Desde la asociación también se movilizan para recuperar la tradición de la romería. “A ver si podemos sacarla, la comisión se opone pero no sabemos qué va a pasar. Estamos dispuestos a recoger firmas”, explica la presidenta. Tienen ganas de volver a ver a Santa Ana como antiguamente, entrando en un santuario limpio y digno, que sea orgullo de su ciudad.

Acuerdo entre el Ayuntamiento y el Obispado

“El acuerdo que hemos firmado así lo avalan. El Obispado es el propietario del cerro de la Ermita de Santa Ana y tiene a bien que este espacio permanezca como parque público a disposición de la ciudad. Por ello, con este convenio firmamos un compromiso para el mantenimiento de estos espacios y de la propia ermita. Creo que es una buena forma de colaborar entre ambas partes por el bien común de la ciudad y de sus vecinos y vecinas”, señaló José María Román, el 24 de marzo de este año cuando se dio a conocer esta acción. El regidor destacó el compromiso del obispo “con la ciudadanía y la feligresía, porque las cosas se van solucionando cuando hay buenas maneras y el mejor hacer para ir dando pasos como ciudad en un espacio histórico”.

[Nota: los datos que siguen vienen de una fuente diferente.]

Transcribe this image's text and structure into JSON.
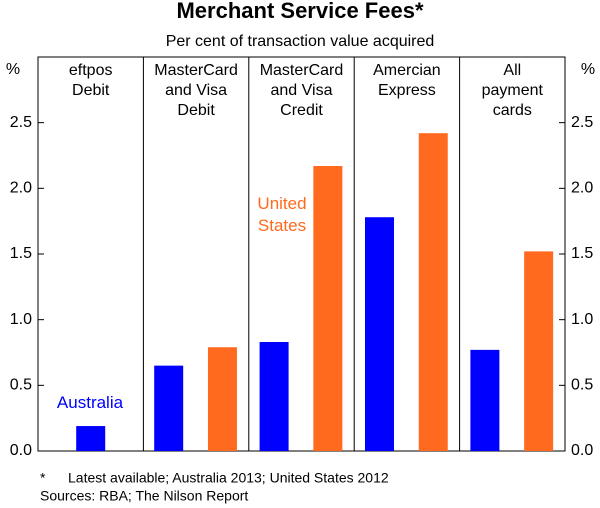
{
  "chart_data": {
    "type": "bar",
    "title": "Merchant Service Fees*",
    "subtitle": "Per cent of transaction value acquired",
    "y_unit": "%",
    "categories": [
      [
        "eftpos",
        "Debit"
      ],
      [
        "MasterCard",
        "and Visa",
        "Debit"
      ],
      [
        "MasterCard",
        "and Visa",
        "Credit"
      ],
      [
        "Amercian",
        "Express"
      ],
      [
        "All",
        "payment",
        "cards"
      ]
    ],
    "series": [
      {
        "name": "Australia",
        "color": "#0000ff",
        "values": [
          0.19,
          0.65,
          0.83,
          1.78,
          0.77
        ]
      },
      {
        "name": "United States",
        "color": "#ff6a1e",
        "values": [
          null,
          0.79,
          2.17,
          2.42,
          1.52
        ]
      }
    ],
    "ylim": [
      0,
      3
    ],
    "yticks": [
      {
        "value": 0,
        "label": "0.0"
      },
      {
        "value": 0.5,
        "label": "0.5"
      },
      {
        "value": 1,
        "label": "1.0"
      },
      {
        "value": 1.5,
        "label": "1.5"
      },
      {
        "value": 2,
        "label": "2.0"
      },
      {
        "value": 2.5,
        "label": "2.5"
      }
    ],
    "footnote_marker": "*",
    "footnote": "Latest available; Australia 2013; United States 2012",
    "sources": "Sources: RBA; The Nilson Report"
  }
}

Según este acuerdo, que tendrá una duración de cuatro años, la Diócesis de Cádiz y Ceuta debe facilitar el libre acceso al entorno de la Ermita de Santa Ana, permitiendo su uso público, en tanto no interfiera con el uso religioso, que siempre y en todo caso será prioritario. 
Además, el Ayuntamiento debe establecer un servicio de mantenimiento, limpieza y vigilancia en el entorno de la ermita de Santa Ana y sus instalaciones, similar al resto de los parques públicos de la ciudad, así como al establecimiento de un horario de apertura y cierre del mismo para el uso público, con fijación de unas normas mínimas de uso y respeto para la convivencia, no permitiendo el uso de ciclomotores.